Nature and culture – or nature and humankind – are not opposites. From the standpoint of the geosciences, they both belong to “System Earth”, a view that is reflected by the current discussion about the “Anthropocene” as a new geological era. But many of us are also shaped by the teachings of Judaism, Christianity and Islam, which emphasise the significance of humans and the special role they play in the scheme of things. This gives rise to a dualism that occasionally shifts into opposing stances: nature and culture – a contradiction in terms or just two sides of the same coin?

Are we humans and our actions part of the system, are our “cultural achievements” dictated by nature? This Darwinist concept was espoused, for instance, by the geographer and economist Ellsworth Huntington before the First World War. With the rising influence of the social sciences in the 20th century, it was countered by the theory that human beings, and therefore cultural development, are governed solely by human will, by humankind’s independent mental-social abilities and its creative drive. Then, a few decades ago, another idea became established that can be traced back to interdisciplinary projects and cross-disciplinary discourse. This idea holds that while humans and nature are two halves of a whole – a concept that is quite familiar to many nature religions – humans as sociocultural beings do have some creative leeway within the scope of the natural possibilities, especially in their choice of means. This neo-deterministic world view seems to gain an increasing following today.

More and more, it is becoming clear that, in view of the complexity of “System Earth” – which includes humans as an integral part –, a monodisciplinary research approach can at best provide a narrow breadth of knowledge that may help solve isolated problems.

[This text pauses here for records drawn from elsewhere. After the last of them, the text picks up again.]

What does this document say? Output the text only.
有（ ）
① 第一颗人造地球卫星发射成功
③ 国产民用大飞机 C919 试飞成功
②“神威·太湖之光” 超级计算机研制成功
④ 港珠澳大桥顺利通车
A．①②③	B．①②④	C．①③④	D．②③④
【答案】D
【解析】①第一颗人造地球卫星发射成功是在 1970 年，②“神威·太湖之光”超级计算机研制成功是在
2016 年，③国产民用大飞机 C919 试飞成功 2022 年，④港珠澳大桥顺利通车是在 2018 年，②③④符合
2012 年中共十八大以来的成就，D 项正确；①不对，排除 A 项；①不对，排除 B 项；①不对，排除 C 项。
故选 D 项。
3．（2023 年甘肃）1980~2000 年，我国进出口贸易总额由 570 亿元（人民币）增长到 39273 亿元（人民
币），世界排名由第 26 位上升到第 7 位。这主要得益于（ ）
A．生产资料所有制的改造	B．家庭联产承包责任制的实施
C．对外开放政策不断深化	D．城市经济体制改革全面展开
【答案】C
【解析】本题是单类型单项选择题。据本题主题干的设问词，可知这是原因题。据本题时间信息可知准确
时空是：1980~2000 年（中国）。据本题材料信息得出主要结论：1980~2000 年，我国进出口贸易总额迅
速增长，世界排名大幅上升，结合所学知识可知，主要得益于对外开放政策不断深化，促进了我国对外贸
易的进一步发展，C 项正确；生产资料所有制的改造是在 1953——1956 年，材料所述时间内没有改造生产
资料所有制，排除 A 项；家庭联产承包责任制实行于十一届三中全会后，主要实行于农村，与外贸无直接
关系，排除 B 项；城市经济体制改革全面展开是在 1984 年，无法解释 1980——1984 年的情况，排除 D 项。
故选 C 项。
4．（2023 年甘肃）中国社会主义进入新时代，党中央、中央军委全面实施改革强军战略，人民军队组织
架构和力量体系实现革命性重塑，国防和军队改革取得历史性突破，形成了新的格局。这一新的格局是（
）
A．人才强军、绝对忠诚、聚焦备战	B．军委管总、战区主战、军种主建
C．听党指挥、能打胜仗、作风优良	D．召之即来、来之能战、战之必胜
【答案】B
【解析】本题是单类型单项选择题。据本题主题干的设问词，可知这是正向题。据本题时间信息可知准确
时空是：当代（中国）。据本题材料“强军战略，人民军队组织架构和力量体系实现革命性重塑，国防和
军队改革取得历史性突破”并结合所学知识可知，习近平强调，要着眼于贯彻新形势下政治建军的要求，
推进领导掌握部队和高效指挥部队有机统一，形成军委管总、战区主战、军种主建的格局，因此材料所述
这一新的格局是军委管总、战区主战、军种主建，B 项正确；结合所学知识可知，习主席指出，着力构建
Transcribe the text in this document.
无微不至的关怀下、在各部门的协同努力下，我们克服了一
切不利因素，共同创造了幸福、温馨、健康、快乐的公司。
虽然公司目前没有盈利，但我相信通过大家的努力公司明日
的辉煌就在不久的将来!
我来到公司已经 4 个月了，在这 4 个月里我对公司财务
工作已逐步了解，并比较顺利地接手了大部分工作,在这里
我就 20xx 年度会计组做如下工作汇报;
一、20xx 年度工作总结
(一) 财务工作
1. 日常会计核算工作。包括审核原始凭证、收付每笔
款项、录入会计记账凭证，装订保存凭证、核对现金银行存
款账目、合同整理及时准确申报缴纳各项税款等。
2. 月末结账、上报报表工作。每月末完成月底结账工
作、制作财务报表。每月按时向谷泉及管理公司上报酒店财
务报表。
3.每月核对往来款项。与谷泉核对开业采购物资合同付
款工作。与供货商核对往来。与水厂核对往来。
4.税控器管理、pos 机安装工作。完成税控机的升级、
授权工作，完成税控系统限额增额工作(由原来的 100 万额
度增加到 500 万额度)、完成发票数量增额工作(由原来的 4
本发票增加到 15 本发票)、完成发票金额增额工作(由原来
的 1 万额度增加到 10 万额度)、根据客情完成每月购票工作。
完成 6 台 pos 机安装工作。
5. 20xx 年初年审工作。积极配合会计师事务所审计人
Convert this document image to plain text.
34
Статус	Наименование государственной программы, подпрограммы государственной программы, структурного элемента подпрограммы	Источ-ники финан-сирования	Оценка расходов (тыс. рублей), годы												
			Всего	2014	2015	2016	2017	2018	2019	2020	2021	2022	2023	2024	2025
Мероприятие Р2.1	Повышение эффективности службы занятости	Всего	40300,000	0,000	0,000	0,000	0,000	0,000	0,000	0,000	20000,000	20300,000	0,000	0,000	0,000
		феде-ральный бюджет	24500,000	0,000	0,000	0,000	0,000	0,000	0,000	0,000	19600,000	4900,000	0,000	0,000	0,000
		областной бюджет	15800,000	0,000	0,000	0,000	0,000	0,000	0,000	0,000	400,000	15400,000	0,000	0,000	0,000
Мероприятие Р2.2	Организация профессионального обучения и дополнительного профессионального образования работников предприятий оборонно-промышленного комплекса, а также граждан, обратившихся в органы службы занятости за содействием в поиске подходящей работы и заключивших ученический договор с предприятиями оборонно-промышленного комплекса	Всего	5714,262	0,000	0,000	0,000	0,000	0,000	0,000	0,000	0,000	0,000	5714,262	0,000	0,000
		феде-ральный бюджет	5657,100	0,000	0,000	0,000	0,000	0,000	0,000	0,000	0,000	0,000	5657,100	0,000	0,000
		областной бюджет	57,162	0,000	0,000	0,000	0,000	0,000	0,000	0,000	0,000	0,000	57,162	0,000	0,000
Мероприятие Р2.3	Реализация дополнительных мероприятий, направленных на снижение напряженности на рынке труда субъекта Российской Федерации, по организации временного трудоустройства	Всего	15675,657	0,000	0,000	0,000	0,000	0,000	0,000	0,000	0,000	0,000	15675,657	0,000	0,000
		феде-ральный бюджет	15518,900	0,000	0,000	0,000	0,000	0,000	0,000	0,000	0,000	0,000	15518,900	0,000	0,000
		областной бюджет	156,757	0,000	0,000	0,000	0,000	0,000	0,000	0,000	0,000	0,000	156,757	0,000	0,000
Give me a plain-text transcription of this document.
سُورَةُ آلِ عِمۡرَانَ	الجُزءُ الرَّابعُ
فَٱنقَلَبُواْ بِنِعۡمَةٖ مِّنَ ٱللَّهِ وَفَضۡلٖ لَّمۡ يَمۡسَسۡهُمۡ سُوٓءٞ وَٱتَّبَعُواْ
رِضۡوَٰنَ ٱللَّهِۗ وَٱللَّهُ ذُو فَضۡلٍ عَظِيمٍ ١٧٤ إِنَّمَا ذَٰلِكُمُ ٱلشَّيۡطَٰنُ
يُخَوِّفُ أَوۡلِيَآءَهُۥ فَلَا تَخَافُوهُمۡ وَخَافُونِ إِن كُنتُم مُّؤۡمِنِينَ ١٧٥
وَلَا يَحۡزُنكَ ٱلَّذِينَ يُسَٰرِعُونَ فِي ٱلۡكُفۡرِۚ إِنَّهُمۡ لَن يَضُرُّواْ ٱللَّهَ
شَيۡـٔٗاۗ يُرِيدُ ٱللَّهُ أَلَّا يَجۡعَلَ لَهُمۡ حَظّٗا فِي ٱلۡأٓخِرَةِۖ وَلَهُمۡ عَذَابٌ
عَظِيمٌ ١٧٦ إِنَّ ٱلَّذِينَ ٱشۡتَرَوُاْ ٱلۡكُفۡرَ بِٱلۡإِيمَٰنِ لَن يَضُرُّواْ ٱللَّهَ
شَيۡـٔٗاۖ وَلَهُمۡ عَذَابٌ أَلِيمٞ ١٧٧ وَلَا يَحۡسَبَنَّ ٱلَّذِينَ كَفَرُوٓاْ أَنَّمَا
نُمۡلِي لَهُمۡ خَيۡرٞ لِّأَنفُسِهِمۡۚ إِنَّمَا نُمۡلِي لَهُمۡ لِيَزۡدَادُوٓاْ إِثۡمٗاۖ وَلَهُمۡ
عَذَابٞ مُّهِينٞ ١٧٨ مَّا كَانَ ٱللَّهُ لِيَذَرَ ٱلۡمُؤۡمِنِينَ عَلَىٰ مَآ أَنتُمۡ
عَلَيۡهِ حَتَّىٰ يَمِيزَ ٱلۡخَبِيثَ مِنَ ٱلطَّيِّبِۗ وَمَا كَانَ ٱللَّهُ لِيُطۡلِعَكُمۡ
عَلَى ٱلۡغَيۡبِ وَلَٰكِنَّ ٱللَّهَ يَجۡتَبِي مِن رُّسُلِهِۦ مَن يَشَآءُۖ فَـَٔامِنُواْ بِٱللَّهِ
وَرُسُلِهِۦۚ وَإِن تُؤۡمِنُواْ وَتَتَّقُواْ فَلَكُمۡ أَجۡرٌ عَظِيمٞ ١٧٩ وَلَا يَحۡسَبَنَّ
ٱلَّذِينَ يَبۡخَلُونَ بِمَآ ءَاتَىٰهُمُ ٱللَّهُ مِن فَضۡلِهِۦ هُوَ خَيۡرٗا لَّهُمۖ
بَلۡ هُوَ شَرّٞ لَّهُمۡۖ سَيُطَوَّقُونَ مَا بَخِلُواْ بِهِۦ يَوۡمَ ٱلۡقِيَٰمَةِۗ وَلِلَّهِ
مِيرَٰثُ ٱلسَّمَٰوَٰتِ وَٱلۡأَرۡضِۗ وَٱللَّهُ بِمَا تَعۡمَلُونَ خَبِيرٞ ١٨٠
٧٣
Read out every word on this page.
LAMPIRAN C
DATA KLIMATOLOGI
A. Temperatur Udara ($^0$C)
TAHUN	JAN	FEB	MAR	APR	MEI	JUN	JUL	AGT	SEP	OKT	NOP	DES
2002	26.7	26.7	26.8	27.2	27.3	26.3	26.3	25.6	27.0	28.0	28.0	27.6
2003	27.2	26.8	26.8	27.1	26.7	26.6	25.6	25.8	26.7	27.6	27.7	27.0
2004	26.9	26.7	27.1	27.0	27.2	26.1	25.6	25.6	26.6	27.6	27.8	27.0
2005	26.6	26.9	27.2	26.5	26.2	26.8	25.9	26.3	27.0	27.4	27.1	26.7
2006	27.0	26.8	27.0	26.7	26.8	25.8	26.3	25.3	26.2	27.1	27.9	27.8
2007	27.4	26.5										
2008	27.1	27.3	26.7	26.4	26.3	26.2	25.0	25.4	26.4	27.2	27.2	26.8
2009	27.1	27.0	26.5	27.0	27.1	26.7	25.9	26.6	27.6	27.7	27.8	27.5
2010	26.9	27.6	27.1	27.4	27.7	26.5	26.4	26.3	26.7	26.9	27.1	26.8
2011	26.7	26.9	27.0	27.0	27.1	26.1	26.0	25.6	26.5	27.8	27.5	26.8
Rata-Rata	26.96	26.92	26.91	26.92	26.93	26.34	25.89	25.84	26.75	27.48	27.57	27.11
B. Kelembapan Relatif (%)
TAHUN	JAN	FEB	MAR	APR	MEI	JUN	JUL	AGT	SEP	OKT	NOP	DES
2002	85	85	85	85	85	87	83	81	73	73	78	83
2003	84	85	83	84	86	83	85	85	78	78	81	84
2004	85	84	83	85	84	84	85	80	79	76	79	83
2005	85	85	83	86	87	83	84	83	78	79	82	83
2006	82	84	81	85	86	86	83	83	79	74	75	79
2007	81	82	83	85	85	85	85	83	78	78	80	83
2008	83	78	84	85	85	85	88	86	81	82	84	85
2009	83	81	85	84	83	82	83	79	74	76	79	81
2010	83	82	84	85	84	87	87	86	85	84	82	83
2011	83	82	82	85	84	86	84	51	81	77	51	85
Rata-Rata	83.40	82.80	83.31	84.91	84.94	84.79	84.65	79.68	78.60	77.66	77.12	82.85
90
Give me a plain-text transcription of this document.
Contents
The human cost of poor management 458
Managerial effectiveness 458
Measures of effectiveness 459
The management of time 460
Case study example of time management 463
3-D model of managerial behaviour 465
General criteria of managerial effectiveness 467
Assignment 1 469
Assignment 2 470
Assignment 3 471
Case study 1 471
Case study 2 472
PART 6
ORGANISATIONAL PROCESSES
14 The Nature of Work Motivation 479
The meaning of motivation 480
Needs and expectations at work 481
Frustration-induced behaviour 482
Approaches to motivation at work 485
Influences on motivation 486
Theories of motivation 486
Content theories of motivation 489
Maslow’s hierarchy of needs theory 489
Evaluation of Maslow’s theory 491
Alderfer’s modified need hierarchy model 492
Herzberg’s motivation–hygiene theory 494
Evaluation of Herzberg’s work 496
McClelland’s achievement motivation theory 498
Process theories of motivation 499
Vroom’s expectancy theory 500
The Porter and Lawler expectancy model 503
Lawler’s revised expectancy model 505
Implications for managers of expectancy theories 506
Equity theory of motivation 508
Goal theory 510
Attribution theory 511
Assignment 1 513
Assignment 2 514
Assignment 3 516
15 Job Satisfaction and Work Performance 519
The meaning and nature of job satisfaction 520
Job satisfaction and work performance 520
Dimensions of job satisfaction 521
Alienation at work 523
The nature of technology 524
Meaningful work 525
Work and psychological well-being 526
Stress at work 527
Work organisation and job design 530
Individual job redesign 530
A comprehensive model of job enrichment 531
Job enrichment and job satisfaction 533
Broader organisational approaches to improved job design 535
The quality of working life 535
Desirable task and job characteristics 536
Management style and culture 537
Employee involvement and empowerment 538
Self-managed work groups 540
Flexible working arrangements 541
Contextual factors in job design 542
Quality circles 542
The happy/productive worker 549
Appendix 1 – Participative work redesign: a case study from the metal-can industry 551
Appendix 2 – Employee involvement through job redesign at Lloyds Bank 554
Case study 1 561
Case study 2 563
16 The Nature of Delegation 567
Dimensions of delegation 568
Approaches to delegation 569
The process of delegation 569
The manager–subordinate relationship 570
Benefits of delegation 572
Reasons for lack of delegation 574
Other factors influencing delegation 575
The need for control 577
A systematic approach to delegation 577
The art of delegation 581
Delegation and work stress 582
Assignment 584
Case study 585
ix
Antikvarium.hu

Complex challenges, on the other hand, require multidisciplinary cooperation, if only because such cooperation allow us to classify and correctly evaluate the findings of the various subject disciplines. Reality is nothing if not complex – a fact that is reflected in our latest journal entitled CULTURE & NATURE. The 15th edition of RUPERTO CAROLA accepts this challenge without claiming to have an answer to every question. But encouraging readers to think about certain issues, to look at them from different angles and perhaps find counter-arguments to the popular, simple answers put forward by various interest groups – that is a realistic objective for our authors, who approach this task from the perspective of the life and social sciences, humanities, economics and the law. This process requires an open mind, including the ability to not blindly adopt pre-selected and pre-fabricated ideas; such openness of thought and reflection is embodied by our University’s motto “Semper Apertus”. With this in mind, I wish you an inspiring and rewarding reading experience.